You should ensure that your mobile phone and email messages are readily accessible before you start a transaction at a participating SafeKey merchant. You can re-request your verification code as often as you like during the ten-minute validity period. You should delete your verification code once you have successfully completed the transaction with the merchant.

You will immediately receive a verification code to the email address and/or mobile phone number that American Express has on record for you (if we have those records). Your verification code is only valid for ten minutes from the time you submit your Card details to the merchant. If you do not complete your transaction during the ten minutes, you will need to restart the transaction with the merchant.

When making a transaction, the Cardmember is the only person who may use the Card and is responsible for the authorisation of a transaction if the Card is in the Cardmembers’ name. The verification code is sent to the registered contact details of the Cardmember. If a PA makes a booking through a corporate travel management or corporate purchasing system on behalf of the Cardmember, the lodged Card scenario may apply (please refer to the answer to the lodged Card scenario below).

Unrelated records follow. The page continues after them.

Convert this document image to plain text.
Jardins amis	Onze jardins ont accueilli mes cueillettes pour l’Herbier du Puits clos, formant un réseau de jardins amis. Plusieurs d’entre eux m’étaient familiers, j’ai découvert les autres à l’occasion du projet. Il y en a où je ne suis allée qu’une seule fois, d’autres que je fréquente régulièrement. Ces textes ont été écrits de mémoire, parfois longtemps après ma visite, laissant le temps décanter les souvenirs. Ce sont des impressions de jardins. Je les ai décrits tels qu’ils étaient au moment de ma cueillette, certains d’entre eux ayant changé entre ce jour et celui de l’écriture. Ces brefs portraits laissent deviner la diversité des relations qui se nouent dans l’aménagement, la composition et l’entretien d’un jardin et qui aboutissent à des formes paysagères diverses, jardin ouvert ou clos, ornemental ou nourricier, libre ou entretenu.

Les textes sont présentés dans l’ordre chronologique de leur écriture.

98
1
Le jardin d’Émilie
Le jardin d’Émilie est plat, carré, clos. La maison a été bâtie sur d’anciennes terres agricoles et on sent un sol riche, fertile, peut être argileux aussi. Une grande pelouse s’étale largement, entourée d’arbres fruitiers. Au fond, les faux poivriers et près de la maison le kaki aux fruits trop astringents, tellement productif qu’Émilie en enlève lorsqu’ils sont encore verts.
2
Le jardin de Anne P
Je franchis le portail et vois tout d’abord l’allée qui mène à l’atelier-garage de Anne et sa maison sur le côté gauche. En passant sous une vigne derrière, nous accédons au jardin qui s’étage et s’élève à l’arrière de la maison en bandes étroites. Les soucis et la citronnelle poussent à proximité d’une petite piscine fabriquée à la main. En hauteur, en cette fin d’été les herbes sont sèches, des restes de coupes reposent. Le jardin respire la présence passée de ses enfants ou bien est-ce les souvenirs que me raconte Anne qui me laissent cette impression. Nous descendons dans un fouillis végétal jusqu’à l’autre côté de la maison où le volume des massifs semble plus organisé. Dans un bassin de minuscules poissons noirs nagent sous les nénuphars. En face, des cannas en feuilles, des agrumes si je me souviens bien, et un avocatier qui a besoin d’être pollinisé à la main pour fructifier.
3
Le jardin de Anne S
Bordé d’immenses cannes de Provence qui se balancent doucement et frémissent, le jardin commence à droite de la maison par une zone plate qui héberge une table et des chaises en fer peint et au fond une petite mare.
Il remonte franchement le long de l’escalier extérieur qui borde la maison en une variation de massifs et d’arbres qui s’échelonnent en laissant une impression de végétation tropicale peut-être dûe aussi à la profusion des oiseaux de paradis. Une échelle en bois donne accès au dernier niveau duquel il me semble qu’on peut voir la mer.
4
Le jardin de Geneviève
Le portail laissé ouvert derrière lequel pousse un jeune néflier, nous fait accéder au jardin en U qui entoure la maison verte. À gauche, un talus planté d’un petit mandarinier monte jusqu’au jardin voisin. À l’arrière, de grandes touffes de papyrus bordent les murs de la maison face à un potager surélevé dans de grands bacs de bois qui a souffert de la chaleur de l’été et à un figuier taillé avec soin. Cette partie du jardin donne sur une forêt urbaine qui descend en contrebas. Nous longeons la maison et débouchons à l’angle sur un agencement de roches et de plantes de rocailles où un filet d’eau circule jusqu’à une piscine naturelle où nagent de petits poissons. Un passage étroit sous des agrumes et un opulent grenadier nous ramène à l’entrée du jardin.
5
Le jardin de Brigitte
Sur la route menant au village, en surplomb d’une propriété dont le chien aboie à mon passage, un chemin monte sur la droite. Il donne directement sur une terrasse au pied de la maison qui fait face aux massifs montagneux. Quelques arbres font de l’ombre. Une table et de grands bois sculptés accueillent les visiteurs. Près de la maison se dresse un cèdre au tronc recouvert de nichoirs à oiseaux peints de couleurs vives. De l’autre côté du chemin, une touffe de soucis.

To date, the NBB has formally agreed that all BTA and Travel Card transactions are exempt from the SCA guidelines (subject to certain criteria) and we expect other regulators within the EEA to take the same position. 

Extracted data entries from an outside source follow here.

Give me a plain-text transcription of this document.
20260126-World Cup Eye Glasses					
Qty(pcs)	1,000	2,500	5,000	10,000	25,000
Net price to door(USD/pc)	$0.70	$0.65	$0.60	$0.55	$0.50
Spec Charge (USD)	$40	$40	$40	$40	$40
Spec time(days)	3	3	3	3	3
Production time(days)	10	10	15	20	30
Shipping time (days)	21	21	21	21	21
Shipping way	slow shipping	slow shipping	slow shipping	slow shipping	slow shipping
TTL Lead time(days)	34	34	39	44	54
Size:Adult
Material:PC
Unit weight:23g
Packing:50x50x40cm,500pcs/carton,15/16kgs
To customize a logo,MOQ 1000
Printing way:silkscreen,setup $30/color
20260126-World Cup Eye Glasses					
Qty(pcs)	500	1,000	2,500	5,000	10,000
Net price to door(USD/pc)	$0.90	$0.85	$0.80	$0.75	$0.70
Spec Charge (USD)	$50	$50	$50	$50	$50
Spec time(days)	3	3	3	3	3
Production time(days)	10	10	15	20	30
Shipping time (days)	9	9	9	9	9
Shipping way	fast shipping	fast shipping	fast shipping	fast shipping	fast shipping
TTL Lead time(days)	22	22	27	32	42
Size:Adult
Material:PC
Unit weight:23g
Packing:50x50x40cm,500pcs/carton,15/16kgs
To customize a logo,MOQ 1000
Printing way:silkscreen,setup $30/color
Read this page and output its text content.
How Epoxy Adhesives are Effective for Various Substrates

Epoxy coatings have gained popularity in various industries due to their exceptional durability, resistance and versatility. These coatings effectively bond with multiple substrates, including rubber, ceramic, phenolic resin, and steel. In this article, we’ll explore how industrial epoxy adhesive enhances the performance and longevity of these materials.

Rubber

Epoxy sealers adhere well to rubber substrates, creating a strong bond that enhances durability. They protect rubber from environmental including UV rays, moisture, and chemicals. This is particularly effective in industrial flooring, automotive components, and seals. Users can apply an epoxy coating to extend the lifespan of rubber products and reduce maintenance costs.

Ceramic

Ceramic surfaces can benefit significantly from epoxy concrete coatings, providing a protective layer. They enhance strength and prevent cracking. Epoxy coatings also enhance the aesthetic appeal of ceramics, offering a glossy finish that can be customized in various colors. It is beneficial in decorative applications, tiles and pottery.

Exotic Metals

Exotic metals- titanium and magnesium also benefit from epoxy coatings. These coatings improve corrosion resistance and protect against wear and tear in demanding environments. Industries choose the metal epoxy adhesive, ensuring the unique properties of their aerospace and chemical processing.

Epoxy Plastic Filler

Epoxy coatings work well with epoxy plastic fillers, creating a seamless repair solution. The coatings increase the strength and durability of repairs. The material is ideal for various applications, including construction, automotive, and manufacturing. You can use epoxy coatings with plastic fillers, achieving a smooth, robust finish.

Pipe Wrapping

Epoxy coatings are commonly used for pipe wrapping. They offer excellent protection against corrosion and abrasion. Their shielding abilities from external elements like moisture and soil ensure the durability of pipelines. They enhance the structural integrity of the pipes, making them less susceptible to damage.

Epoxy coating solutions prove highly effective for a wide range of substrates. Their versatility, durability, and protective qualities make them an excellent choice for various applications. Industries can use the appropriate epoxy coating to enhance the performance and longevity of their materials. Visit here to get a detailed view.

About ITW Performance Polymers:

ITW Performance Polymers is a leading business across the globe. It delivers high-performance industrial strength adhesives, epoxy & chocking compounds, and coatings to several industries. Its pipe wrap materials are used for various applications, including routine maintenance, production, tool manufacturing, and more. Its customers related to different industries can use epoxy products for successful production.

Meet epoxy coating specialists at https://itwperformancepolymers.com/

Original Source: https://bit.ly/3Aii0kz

Other products such as Corporate Cards/Corporate Meeting Cards in the lodged Card scenario are still under discussion. American Express is working with EEA regulators to validate this position and ensure that there is no disruption to merchants and Cardholders.

SCA is an important initiative to reduce fraud and make electronic payments more secure and we welcome any measures to reduce the incidence of fraud across the industry. We continue to advise merchants to continue to deploy appropriate fraud capabilities to protect their businesses.

American Express started informing its Cardmembers about SCA in July 2019. We have issued emails and/or direct mailings to Cardmembers. Our communications also give Cardmembers information on Express List, an online trusted beneficiaries service developed in response to the rules on SCA requiring card companies to send verification codes more frequently when customers shop online.

Express List enables Cardmembers to add merchant websites where they have previously shopped online frequently with their AMEX. Where a merchant appears on the Cardmember’s Express List of trusted merchants (and where we haven’t otherwise identified the transaction as unusual or suspicious), SCA will not be applied.

It is also very important that American Express has up to date email addresses and mobile numbers for Corporate Cardmembers so that one-time passcodes can be sent to the Cardmembers as part of the new two factor authentication requirements under SCA transaction.

Online payments: SafeKey will appear more often during the checkout stage. When shopping online, Cardmembers will be sent verification requests more often by SMS, email or a push notification. To minimise verification requests, Cardmembers will be able to use Express List, our trusted beneficiaries service. SCA will only be required when a payment is over the transactional risk analysis threshold and the merchant is not on Express List (and where we haven’t otherwise identified the transaction as unusual or suspicious).

Contactless payments: Contactless payments will continue as normal however the new regulations will require Cardmembers to perform a Chip and Pin transaction each time the Cardmember has reached cumulative contactless spend of €150. Most of the time Corporate Cardmembers will be able to use their contactless Card as usual however a contactless transaction may be declined because the culminative contactless spend threshold has been reached. In the event that a contactless transaction is declined Cardmembers should attempt the transaction again using Chip and Pin.

Online account access: When logging into their online American Express account, Cardmembers will need to use their username and password as usual. We may also send an extra verification request by text, email or push notification. It is therefore important that Cardmembers ensure their account information contains their correct email address.